DI TENGAH demam HYROX yang kian digandrungi pecinta olahraga di Indonesia, setiap peserta memiliki alasan berbeda untuk berdiri di garis start.
Ada yang mengejar catatan waktu terbaik dan ada yang berburu podium. Namun, bagi Mayang Septa dan sang suami, HYROX justru menjadi ruang untuk merawat kebersamaan.
Pasangan yang turun di kategori Mixed Double ini tidak datang dengan ambisi menjadi yang tercepat.
Mereka ingin menciptakan satu hal yang jauh lebih berharga, yakni kenangan yang akan selalu dikenang.
Ketertarikannya pada Hyrox ini, dirasa memiliki tantangan tersendiri. Karena olahraga ini menggabungkan lari sejauh 8 kilometer yang dibagi menjadi delapan putaran.
Di setiap selesai menempuh 1 kilometer, peserta wajib menyelesaikan satu functional workout sebelum melanjutkan lari ke putaran berikutnya.
Delapan tantangan tersebut meliputi SkiErg, Sled Push, Sled Pull, Burpee Broad Jumps, Rowing, Farmers Carry, Sandbag Lunges, serta ditutup dengan Wall Balls.

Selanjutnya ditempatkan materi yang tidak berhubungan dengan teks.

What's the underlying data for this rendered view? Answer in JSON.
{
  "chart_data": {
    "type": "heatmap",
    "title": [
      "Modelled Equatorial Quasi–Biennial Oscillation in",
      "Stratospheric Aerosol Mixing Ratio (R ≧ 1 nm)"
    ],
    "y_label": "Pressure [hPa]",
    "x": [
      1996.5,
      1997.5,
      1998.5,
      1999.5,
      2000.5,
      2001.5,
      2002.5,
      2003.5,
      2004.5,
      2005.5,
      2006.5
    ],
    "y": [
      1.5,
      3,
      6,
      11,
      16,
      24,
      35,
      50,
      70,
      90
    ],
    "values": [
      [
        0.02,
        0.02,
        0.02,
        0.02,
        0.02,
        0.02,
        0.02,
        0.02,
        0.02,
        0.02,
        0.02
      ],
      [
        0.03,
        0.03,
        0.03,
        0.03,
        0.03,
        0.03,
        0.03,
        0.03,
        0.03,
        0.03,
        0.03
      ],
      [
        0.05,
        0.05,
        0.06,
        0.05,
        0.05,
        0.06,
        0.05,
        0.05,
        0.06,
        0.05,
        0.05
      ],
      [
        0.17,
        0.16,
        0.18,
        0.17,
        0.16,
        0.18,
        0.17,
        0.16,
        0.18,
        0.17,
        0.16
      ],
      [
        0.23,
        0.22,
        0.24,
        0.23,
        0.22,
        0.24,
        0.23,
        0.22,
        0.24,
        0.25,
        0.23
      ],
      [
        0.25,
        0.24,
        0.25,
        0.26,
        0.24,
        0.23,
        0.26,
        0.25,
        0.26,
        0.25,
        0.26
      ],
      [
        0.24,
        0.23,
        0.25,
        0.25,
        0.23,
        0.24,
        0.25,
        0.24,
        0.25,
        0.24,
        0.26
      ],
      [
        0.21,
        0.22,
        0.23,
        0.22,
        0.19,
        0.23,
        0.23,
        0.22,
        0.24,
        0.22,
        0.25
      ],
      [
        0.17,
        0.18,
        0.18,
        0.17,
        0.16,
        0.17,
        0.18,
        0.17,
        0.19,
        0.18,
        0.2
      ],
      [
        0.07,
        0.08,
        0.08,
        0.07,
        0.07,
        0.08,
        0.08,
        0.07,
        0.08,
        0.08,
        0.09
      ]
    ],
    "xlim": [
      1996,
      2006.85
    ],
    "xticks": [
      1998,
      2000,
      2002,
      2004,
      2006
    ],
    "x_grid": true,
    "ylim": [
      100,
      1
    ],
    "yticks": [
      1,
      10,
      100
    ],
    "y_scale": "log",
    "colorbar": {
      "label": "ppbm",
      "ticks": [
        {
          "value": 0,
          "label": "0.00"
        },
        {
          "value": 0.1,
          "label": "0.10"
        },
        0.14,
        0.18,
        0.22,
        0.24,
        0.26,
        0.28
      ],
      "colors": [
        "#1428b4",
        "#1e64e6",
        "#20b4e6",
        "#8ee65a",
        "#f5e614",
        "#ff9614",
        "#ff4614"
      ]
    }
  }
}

Format tersebut membuat HYROX tidak hanya menguji daya tahan kardiovaskular, tetapi juga kekuatan otot, stabilitas, ketahanan mental, hingga kemampuan mengatur ritme selama perlombaan.
Inilah yang membuat HYROX dikenal sebagai ajang fitness race yang dapat diikuti atlet profesional maupun masyarakat umum yang telah mempersiapkan diri.
Namun, bagi Mayang Septa dan sang suami, HYROX ini justru menjadi ruang untuk mereka menciptakan satu hal yang jauh lebih berharga, yakni kenangan yang akan selalu dikenang.
Perjalanan mereka bermula dari kebiasaan baru. Sekitar tiga bulan lalu, keduanya mulai rutin berolahraga di sebuah pusat kebugaran.
Di sanalah mereka berkenalan dengan HYROX, setelah sang pelatih beberapa kali bercerita mengenai kompetisi fitness race yang tengah naik daun di berbagai negara.
“Awalnya coach kami ikut HYROX. Dari sering ngobrol soal itu, akhirnya kami penasaran dan tertarik ikut. Yang pertama mengajak memang suami,” kata Mayang.
Rasa penasaran itu kemudian berubah menjadi komitmen. Selama dua bulan menjelang lomba, keduanya berlatih disiplin tiga kali dalam sepekan di gym.
Karena tempat latihan mereka belum memiliki perlengkapan HYROX, mereka rela melengkapi sendiri berbagai alat latihan di rumah agar bisa berlatih kapan saja.